Молодые таких книг писать не могли — старого русского быта они не знали. Только от старших они слышали рассказы о прежней, вечной, воображаемой, разрушенной революцией родимой Трое, гибель которой они видели детьми.

В этом отличие их эмигрантского опыта от опыта отцов. Они не участвовали в круговой поруке священных общеэмигрантских воспоминаний.

Борис Поплавский говорил:

«Новая эмигрантская литература, та, что сложилась в изгнании, честно сознается, что ничего иного не знает и что ее лучшие годы, годы наиболее интенсивного отзвука на окружающее, проходят здесь в Париже. Не Россия и не Франция, а Париж (или Прага, Ревель и т. д.) ее родина, с какой-то только отдаленной проекцией на русскую бесконечность».
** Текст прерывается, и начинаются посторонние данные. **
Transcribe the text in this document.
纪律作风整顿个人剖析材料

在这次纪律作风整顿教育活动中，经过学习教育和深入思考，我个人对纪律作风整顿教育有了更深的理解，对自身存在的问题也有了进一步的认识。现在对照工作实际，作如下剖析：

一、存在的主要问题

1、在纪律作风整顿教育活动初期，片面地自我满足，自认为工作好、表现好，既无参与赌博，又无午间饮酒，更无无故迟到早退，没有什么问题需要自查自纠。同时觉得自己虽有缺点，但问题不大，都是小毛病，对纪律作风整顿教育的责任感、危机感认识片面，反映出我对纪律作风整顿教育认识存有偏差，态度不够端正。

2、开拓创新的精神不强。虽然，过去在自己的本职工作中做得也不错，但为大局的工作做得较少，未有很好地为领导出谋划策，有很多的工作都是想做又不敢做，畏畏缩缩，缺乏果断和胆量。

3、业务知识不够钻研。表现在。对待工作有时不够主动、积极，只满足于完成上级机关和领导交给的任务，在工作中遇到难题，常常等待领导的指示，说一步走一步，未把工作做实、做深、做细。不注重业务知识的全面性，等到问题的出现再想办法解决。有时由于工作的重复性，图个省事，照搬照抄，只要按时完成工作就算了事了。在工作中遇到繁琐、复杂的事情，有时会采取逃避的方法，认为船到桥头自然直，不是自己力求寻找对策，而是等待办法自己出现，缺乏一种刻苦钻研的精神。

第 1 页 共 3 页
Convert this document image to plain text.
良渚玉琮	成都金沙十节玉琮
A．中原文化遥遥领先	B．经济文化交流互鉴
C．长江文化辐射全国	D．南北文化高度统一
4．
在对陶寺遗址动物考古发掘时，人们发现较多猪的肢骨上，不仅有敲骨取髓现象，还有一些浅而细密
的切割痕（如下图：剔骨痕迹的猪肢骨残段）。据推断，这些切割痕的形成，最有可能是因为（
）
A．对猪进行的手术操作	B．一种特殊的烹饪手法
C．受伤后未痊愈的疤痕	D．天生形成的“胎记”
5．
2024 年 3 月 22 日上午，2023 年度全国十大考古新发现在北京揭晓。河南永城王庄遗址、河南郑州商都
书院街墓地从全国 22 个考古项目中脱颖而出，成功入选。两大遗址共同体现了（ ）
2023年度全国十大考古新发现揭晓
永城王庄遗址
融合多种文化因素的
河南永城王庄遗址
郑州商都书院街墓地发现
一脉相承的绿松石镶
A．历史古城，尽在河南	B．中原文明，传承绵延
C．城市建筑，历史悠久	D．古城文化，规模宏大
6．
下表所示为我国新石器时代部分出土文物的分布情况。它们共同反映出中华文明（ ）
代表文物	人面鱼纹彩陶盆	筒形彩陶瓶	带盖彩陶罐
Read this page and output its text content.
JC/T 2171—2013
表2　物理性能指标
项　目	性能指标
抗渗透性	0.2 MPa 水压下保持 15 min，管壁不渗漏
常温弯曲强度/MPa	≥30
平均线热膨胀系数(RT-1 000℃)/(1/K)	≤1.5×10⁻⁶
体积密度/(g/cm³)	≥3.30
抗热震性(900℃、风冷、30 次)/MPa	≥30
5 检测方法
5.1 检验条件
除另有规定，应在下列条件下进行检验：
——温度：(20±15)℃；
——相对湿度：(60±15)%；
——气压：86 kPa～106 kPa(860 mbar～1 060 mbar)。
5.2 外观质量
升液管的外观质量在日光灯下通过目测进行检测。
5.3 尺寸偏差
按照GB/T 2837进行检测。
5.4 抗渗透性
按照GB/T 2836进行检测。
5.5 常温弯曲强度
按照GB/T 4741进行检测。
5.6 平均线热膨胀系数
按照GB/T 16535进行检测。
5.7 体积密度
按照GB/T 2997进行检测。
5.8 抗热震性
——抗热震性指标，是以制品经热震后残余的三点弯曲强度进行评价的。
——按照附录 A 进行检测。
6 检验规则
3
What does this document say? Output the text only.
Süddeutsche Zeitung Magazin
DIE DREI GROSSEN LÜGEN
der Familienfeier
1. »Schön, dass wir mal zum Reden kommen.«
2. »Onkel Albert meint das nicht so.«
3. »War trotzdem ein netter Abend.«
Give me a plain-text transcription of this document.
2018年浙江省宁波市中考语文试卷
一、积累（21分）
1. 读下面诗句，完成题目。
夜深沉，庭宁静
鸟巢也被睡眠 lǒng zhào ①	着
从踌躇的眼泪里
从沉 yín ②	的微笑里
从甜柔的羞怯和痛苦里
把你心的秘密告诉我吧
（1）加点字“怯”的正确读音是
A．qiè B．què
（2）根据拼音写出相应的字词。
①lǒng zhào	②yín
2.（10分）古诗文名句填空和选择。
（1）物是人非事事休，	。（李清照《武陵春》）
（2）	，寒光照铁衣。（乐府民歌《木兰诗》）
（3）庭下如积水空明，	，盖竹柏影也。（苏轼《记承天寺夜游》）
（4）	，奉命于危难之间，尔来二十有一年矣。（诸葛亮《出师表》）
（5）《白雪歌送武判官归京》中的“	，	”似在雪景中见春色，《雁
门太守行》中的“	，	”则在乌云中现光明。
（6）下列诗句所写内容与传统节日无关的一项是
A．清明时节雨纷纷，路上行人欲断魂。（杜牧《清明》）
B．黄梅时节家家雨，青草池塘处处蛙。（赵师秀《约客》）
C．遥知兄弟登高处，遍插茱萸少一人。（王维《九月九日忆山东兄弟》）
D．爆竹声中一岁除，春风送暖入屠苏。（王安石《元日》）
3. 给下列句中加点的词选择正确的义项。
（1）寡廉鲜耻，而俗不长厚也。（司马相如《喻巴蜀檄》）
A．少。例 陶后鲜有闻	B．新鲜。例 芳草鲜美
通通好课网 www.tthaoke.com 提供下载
Подобное заявление не могло быть по душе людям, только в сознании своей принадлежности к прежней великой России находившим опору для утверждения достоинства, смысла и подлинности своей жизни. Левые же эмигрантские «отцы» смотрели на молодых писателей и поэтов, как когда-то Золя на символистов: символисты-де хотели «противопоставить позитивистской работе целого столетия туманный лепет, вздорные стихи на двугривенный — произведения кучки трактирных завсегдатаев». Вечные шестидесятники узнавали в поэзии монпарнасских «огарочников» все отвратительные им черты декадентства: мистицизм, манерность, аморализм, антисоциальность, отсутствие здорового реализма и т. д. В эмигрантском обиходе молодые поэты и писатели пришлись не ко двору. Зато, быть может, им дано было участвовать в окружающей иностранной жизни? Но не было и этого.

«Среди великого народа, чрезвычайно деятельного и более занятого своими собственными делами, чем интересующегося чужими, я мог жить так же одиноко и уединенно, как в самой далекой пустыне», — писал Декарт о днях, проведенных им в Амстердаме. Эти слова каждый из «эмигрантских сыновей» мог бы повторить о себе в Париже. У них не было и тени способности к социальной мимикрии, развившейся у последующих поколений, когда на «Бульмише» начали появляться юные эмигрантские алкивиады, в невероятных галстуках, и говорившие как-то даже более по-французски, чем настоящие французы, — и их одиночество было больше одиночества «отцов»: у тех, мы видели, еще оставалась твердая почва под ногами: воспоминания, землячества, эмигрантская «общественность», а «сыновья» находились в неслыханной социальной пустоте, нигде, ни в каком обществе.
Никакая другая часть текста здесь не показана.